Angesichts dieser Veränderung im internationalen Kräftespiel denkt man im Westen, nach 15 Jahren des Auseinanderdriftens, wieder über eine Annäherung nach. Sogar John McCain, der voraussichtliche Präsidentschaftskandidat der Republikaner, hat die Idee von einer neuen „Allianz der Demokratien“, die von amerikanischen Vordenkern2 in Umlauf gebracht wurde, begrüßt. Auch einige Europäer haben, verängstigt angesichts ihrer neuen Mitbewerber, ähnliche Ideen veröffentlicht. Am deutlichsten hat sich der frühere französische Premierminister Edouard Balladur3 dafür ausgesprochen.
Die Vorstellung vom Aufbau einer Gemeinschaft von mächtigen und verantwortungsvollen Staaten, die den Kampf gegen die neuen Bedrohungen der Menschheit anführt, ist per se vernünftig. Ich selber habe vor fast einem Jahrzehnt an einer Veröffentlichung zu diesem Thema mitgewirkt.4 Doch so, wie das Projekt von der „Liga der Demokratien“ jetzt präsentiert wird, hat es den Beigeschmack eines überkandidelten, wenn nicht gar makabren Paktes der Großen gegen die Kleinen. Sollte dieses Projekt so installiert werden, kann damit nicht nur eine neue Welle des Wettbewerbs angeheizt werden, sondern damit auch dessen Umschlagen in eine systemische Konfrontation.
Russland hat in vieler Hinsicht von den oben geschilderten Veränderungen profitiert. Zum ersten Mal in der Geschichte scheint das Land unter glücklichem Vorzeichen unterwegs zu sein. Besonders deutlich wird das Anwachsen seines internationalen Gewichts vor dem Hintergrund des relativen Niedergangs der Vereinigten Staaten wegen der Irak-Intervention und im Hinblick auf Europa mit seiner Politik des kleinsten gemeinsamen Nenners und der zeitweiligen Orientierungslosigkeit. Die andauernde Destabilisierung im Nahen Osten hat dazu geführt, dass Russlands Stimme wieder mehr Gewicht hat. Sogar Chinas Wachstum hat Russlands Bedeutung vergrößert, nämlich als mögliches Gegengewicht zu der aufstrebenden Supermacht, als deren Integrator oder zeitweiliger Verbündeter. Die wachsende Nachfrage nach fossilen Brennstoffen lässt Russland als „Energie-Supermacht“ erscheinen (was natürlich ein Oxymoron ist).

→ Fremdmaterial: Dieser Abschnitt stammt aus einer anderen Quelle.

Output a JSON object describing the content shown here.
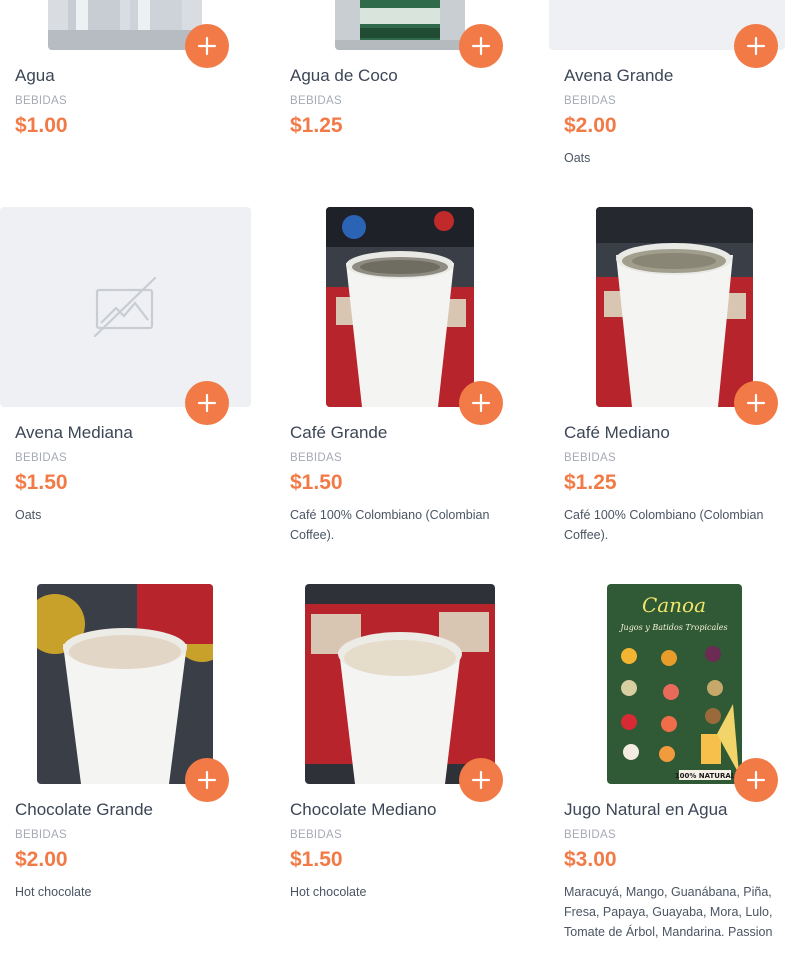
{
  "category_label": "BEBIDAS",
  "items": [
    {
      "name": "Agua",
      "category": "BEBIDAS",
      "price": "$1.00",
      "description": ""
    },
    {
      "name": "Agua de Coco",
      "category": "BEBIDAS",
      "price": "$1.25",
      "description": ""
    },
    {
      "name": "Avena Grande",
      "category": "BEBIDAS",
      "price": "$2.00",
      "description": "Oats"
    },
    {
      "name": "Avena Mediana",
      "category": "BEBIDAS",
      "price": "$1.50",
      "description": "Oats"
    },
    {
      "name": "Café Grande",
      "category": "BEBIDAS",
      "price": "$1.50",
      "description": "Café 100% Colombiano (Colombian Coffee)."
    },
    {
      "name": "Café Mediano",
      "category": "BEBIDAS",
      "price": "$1.25",
      "description": "Café 100% Colombiano (Colombian Coffee)."
    },
    {
      "name": "Chocolate Grande",
      "category": "BEBIDAS",
      "price": "$2.00",
      "description": "Hot chocolate"
    },
    {
      "name": "Chocolate Mediano",
      "category": "BEBIDAS",
      "price": "$1.50",
      "description": "Hot chocolate"
    },
    {
      "name": "Jugo Natural en Agua",
      "category": "BEBIDAS",
      "price": "$3.00",
      "description": "Maracuyá, Mango, Guanábana, Piña, Fresa, Papaya, Guayaba, Mora, Lulo, Tomate de Árbol, Mandarina. Passion"
    }
  ],
  "poster_text": {
    "brand": "Canoa",
    "headline": "Jugos y Batidos Tropicales",
    "badge": "100% NATURAL"
  },
  "colors": {
    "accent": "#f27a47",
    "placeholder_bg": "#eef0f3",
    "title": "#3c4656",
    "muted": "#a5aab4"
  },
  "icons": {
    "add": "plus-icon",
    "no_image": "no-image-icon"
  }
}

Dennoch war vieles an Russlands Erfolg hausgemacht. Unter Wladimir Putin ist es wieder auferstanden aus dem Zustand (1998/99) eines fast völlig gescheiterten Staates. Ein großer Teil des Wirtschaftswachstums generiert sich heute aus dem Nicht-Öl- und Gassektor. Russland hat – trotz großer Schwierigkeiten und entgegen aller Voraussagen – in Tschetschenien einen politischen Sieg gegen die Separatisten/Islamisten gewonnen, wenn auch zu einem fürchterlichen Preis. Die meisten Russen glauben, dass die momentanen Spannungen mit dem Westen eine Folge von dessen Unzufriedenheit mit dem neuen Selbstbewusstsein Russlands sind. Dies stimmt nur zum Teil. Russlands Wiederaufstieg und seine Bemühungen, jene Regeln zu verändern, die während der Jahre seines Beinahezusammenbruchs aufgestellt wurden, treffen nun auf die Schwäche des Westens und dessen Versuche, seine Position wiederherzustellen. Um es im Militärjargon zu formulieren: „Der Gegenangriff ist auf einen Gegenangriff gestoßen.“
Russland ist zum Symbol für viele Veränderungen zum Nachteil des Westens geworden. Als grundsätzlich europäische Nation wird es doch als Teil des aufsteigenden Asiens angesehen – ein schnell wachsender halbautoritärer Staat, der die Schwäche der ehemals Allmächtigen ausnutzen will. Russland wirkt wie ein erfolgreiches Alternativmodell des autoritären Kapitalismus, das relativen Wohlstand und einen angenehmen Grad an politischer Freiheit für die meisten Menschen zur Verfügung stellt. Vor einem Jahrzehnt sah es noch so aus, als würde Russlands Energiereichtum dem Westen zufallen. Nun wird er von Moskau kontrolliert. In den neunziger Jahren war Russland noch ein internationaler Bittsteller – heute verfügt es über die drittgrößten Währungsreserven der Welt.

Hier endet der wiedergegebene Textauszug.